Çeşmeler ve Şairler: Bir Yürüyüş Denemesi

Ona göre çeşmeler de şairler de toplumun ortasında yüzyıllardır çağıldayıp duruyorlardır; ikisinin de alın yazıları unutulmak ve terk edilmektir ne yazık ki. Buna rağmen, insanların bu umarsızlığına karşın çeşmeler onların susuzluğunu giderirken, şairler de ruh susayışlarını gidermişlerdir.

Adem TURAN

Sezai Karakoç’un, İstanbul’daki tarihi çeşmelerden yola çıkarak kaleme aldığı “Çeşmeler” şiirini okurken hem su gibi akarız hem susuzluğumuzu gideririz hem tarihe bir yolculuk yaparız hem de tabiata açılırız, ağacın, çiçeğin ve suyun doğduğu yerlere doğru. “Çeşmeler” şiirini okurken, bir taraftan üstad ile birlikte İstanbul’u adımlarız bir taraftan da çeşmelerin unutulmuşluğunu görür ve üzülürüz. Biz bu yazımızda üstad ile birlikte yürüyerek, onun “Çeşmeler” şiirinde işaret etmiş olduğu çeşmeleri ziyaret edeceğiz, şiiri bir kere daha okuyup değerlendireceğiz imkânımız elverdiğince…

Yürüyüşümüzün henüz başlarındayken, çeşmelerin Sezai Karakoç’un yalnızlığından damıtıldığını anlıyoruz. Çeşmeler şiirinin I. bölümüdür burası; kurumuş ve unutulmuş, artık hiç kimsenin umursamadığı bu çeşmeler, aslında insanların/güncel hayatın içindedirler; her şeyi görür ve bilirler, öyle ki, bırakın insanları, onlar aydan bile haberlidirler mesela; aya dair her şeyi bilmektedirler. Yazarın şiirlerinde ay ve su şu şekilde anlamlandırılır: “…Karakoç şiirinde ay ve su ölümsüzlüğün ve dirilişin sembolüdür.” (Özger, 2015, s. 249).

Yürüyoruz üstad ile birlikte, biz yürüdükçe “Çeşmeler” şiiri bir kez daha yazılıyordu böylece. Yani “Bir kez ayakları üzerine dikildi mi, olduğu yerde kalamaz insan.” (Gros, 2015, s. 16). Bunu hepimiz biliyorduk. Şunu da biliyorduk: “(…) yürümek geri dönüşü olmayan bir şeydir.” insan için (Gros, 2015, s. 48).
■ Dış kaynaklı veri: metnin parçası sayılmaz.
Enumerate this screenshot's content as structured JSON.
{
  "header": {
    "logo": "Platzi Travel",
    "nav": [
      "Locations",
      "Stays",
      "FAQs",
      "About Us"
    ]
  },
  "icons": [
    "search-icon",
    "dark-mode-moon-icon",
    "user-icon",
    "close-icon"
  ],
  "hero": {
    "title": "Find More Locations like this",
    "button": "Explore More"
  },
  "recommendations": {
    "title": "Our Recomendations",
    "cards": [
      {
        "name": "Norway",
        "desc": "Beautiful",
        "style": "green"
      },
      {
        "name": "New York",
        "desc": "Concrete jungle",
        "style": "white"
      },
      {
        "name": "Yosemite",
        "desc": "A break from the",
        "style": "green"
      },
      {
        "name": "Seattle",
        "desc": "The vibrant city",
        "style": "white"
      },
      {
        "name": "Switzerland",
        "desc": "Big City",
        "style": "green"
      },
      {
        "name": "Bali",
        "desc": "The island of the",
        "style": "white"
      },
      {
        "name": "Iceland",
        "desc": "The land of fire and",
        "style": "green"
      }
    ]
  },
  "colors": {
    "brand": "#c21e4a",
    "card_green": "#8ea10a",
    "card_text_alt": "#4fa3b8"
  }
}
Üstad, önce Fındıklılı Mehmet Ağa Çeşmesi’ne götürüyor bizi ağır ağır ve hiç acele etmeden. Silâhtar Tarihi’nin yazarıymış Fındıklılı Mehmet Ağa. Bu çeşmenin suyu içilmese de üstad bazı geceler buraya gelip, çeşmenin bozuk suyunda yenilmeyen karpuzlar ve acı salatalıklar yıkadığını anlatıyor bize. Taa aşağılarda bir yatır varmış ve Fındıklılı Mehmet Ağa Çeşmesi duâ niyetine bu yatıra, ölüm ötesinde açmış menekşeler kimliğinde türküler söylemekteymiş geceleri. Yatır da çeşme de yapayalnızmış ölen insanların arasında. Üstad, sıratı andıran bir çizgide, devrildi devrilecek bir hâldeymiş o sırada. Uzaklardansa ürpererek geçen yarasalar Beyoğlu’nu bir telgraf gibi iletiyorlarmış birbirlerine.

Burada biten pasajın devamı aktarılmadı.